Selain di butuhkan introspeksi atas pengalaman masa lampau, juga sangat
dibutuhkan ada nya kemampuan mengantisipasi terhadap berbagai
kecenderungan yang bakal terjadi di masa kini dan mendatang. Resultante
antara "introspeksi" dan "antisipasi" inilah yang akhir nya
bakal menentukan, sampai sejauh mana kita mampu menorehkan harapan
menjadi sebuah fakta kehidupan di lapangan. Termasuk di dalam nya
keseriusan kita untuk melakukan pengendalian terhadap simbol-simbol
yang tampil sebagai konsekwensi dari perguliran isyarat zaman itu
sendiri.
Di era Reformasi pun sikap antisipatif juga
dilakukan oleh para pemegang kekuasaan. Saat ini kita memiliki yang
nama nya Rencana Pembangunan Jangka Panjang 25 Tahun (RPJP) yang
kemudian dipertegas dalam Rencana Pembangunan Jangka Menengah 5 Tahunan
(RPJM). Walau tidak sejauh para penguasa di era Orde Baru, dimana
mereka mampu merancang hingga 50 tahun ke depan, tapi dari pada tidak
ada sama sekali, maka RPJP dan RPJM yang dimiliki sekarang, boleh lah
kita sebut sebagai kesungguhan untuk mengukir kepastian dalam bingkai
pergerakan zaman itu sendiri.
Isyarat Zaman, memang
akan selalu muncul dengan simbol-simbol yang terkadang tidak kita
ketahui apa sebetul nya pesan yang ingin disampaikan nya kepada warga
bangsa. Sebut saja soal "anomali iklim" yang kini tengah melanda
berbagai kawasan di belahan dunia ini. Kita tentu saja akan kesulitan
mencari penyebab nya mengapa kondisi ini mestri tercipta, terkecuali
karena ulah dan tingkah polah kita yang terkadang tidak mampu lagi
untuk bersikap arif dalam memelihara keseimbangan ekosistem kehidupan.
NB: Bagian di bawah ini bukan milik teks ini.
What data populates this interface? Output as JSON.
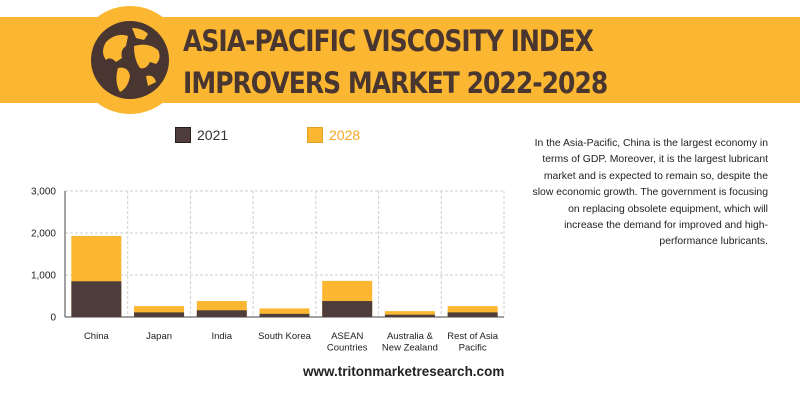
{
  "title_lines": [
    "ASIA-PACIFIC VISCOSITY INDEX",
    "IMPROVERS MARKET 2022-2028"
  ],
  "description": "In the Asia-Pacific, China is the largest economy in terms of GDP. Moreover, it is the largest lubricant market and is expected to remain so, despite the slow economic growth. The government is focusing on replacing obsolete equipment, which will increase the demand for improved and high-performance lubricants.",
  "website": "www.tritonmarketresearch.com",
  "colors": {
    "banner": "#fbb731",
    "dark": "#4a3630",
    "series_2021": "#4e3d3a",
    "series_2028": "#fbb731"
  },
  "legend": [
    {
      "label": "2021",
      "color": "#4e3d3a",
      "text_color": "#333333"
    },
    {
      "label": "2028",
      "color": "#fbb731",
      "text_color": "#f5a623"
    }
  ],
  "chart_data": {
    "type": "bar",
    "stacked": true,
    "title": "",
    "xlabel": "",
    "ylabel": "",
    "ylim": [
      0,
      3000
    ],
    "yticks": [
      "0",
      "1,000",
      "2,000",
      "3,000"
    ],
    "grid": true,
    "legend_position": "top",
    "categories": [
      [
        "China"
      ],
      [
        "Japan"
      ],
      [
        "India"
      ],
      [
        "South Korea"
      ],
      [
        "ASEAN",
        "Countries"
      ],
      [
        "Australia &",
        "New Zealand"
      ],
      [
        "Rest of Asia",
        "Pacific"
      ]
    ],
    "series": [
      {
        "name": "2021",
        "values": [
          850,
          110,
          160,
          75,
          380,
          55,
          110
        ]
      },
      {
        "name": "2028",
        "values": [
          1930,
          260,
          380,
          205,
          860,
          140,
          260
        ]
      }
    ]
  }
}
Bencana kekeringan dan bencana banjir, di tengarai sebagai sebuah
isyarat zaman yang penting kita cermati. Adakah gerak langkah yang
keliru selama kita melakoni pembangunan ? Atau kita nya sendiri yang
belum faham bahwa dibalik yang dilakukan selama ini, ternyata banyak
pelanggaran yang dilakukan, baik dalam hal membangun persahabatan
dengan alam raya yang sudah pudar mau pun dikarenakan sikap kita yang
serakah dalam memanfaatkan sumber daya yang tersedia ?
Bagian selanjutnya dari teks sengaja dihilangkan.